Your doctor may request Lp(a) measurement if you have a family history of premature cardiovascular disease or elevated Lp(a) or if you develop cardiovascular disease at a young age, particularly in the absence of conventional risk factors
A blood sample taken from a vein in your arm
No test preparation is needed.
Lp(a) is a risk factor for heart disease especially when LDL cholesterol is also raised. Lp(a) is a lipoprotein comprising a lipid rich core surrounded by two proteins, apolipoprotein B100 and apolipoprotein (a).
Lp(a) may accelerate atherosclerotic damage (atheroma) by increasing the size of plaque/atheroma in artery walls. It is retained in the artery wall more than LDL cholesterol as it binds to the artery lining through apolipoprotein (a). Lp(a) is also thought to increase risk of heart attacks by interfering with clotting mechanisms and therefore promoting clot development on the inner surface of blood vessels.
This dual action may explain the role of Lp(a) in the promotion of cardiovascular disease (CVD).

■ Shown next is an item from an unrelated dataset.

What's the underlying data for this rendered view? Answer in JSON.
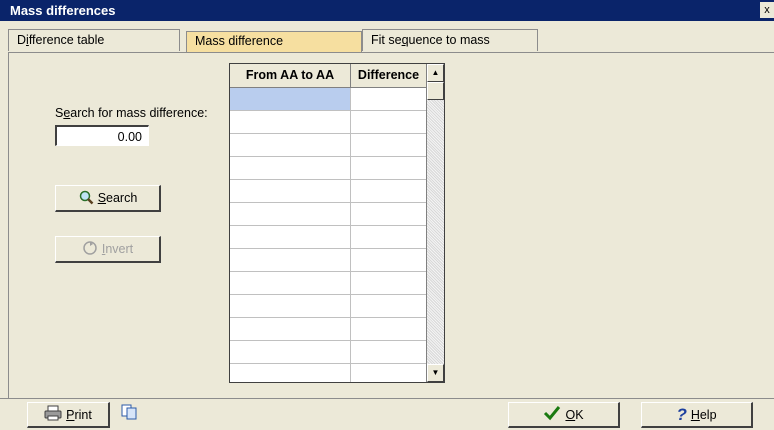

Lp(a) concentrations within the blood are genetically determined and will remain fairly constant in an individual over a lifetime. Concentration is not affected by diet, exercise, and other lifestyle modifications used to lower lipids within the blood. Lp(a) concentrations are slightly lower in men than in women and increase slightly in women after the menopause. The concentration of Lp(a) also varies with ethnicity: patients of African American descent can have concentrations up to 4 times higher than Caucasians, but they may not have a higher risk for CAD.
How is it used?
Lp(a) may be requested with other lipid tests in patients who have developed cardiovascular disease at a young age or who have a family history of premature heart disease. Its measurement will tell the doctor whether the concentration of Lp(a) is contributing to the patient’s risk of cardiovascular disease. Since the concentration of Lp(a) is largely genetically determined, lifestyle changes or treatment with statins or fibrates will usually be ineffective in lowering the concentration.
Current advice for the treatment of those known to have a high Lp(a) level is to treat other modifiable risk factors maximally, particularly LDL cholesterol. Aspirin may be added if there are no contra-indications, in order to reduce the risk of thrombosis. Once levels of Lp(a) have been determined, they do not usually need to be checked again, but it is important to continually monitor the other risk factors. There are several new medications currently in development, which may have an effect on Lp(a) levels.
When is it requested?
Lp(a) may be requested, with other lipid tests, when you have a family history of premature coronary artery disease or of raised Lp(a), or you have developed symptoms of cardiovascular disease at a young age which are not explained by conventional risk factors (e.g. high total cholesterol or LDL-cholesterol).
What does the test result mean?
Lp(a) concentrations within the blood are genetically determined and remain relatively constant over an individual’s lifetime. They are not affected by lifestyle changes or by most drugs.High Lp(a) concentrations increase a person’s risk for developing coronary artery disease and cerebral vascular disease, especially in patients with hypercholesterolaemia.
Is there anything else I should know?
The European Atherosclerosis Society currently recommends patients with an intermediate, moderate or high risk of cardiovascular disease should have their Lp (a) levels measured. This should include those with premature cardiovascular disease, familial hypercholesterolaemia (FH), family history of premature cardiovascular disease, family history of elevated Lp(a) and those with recurrent cardiovascular disease despite optimum medical treatment.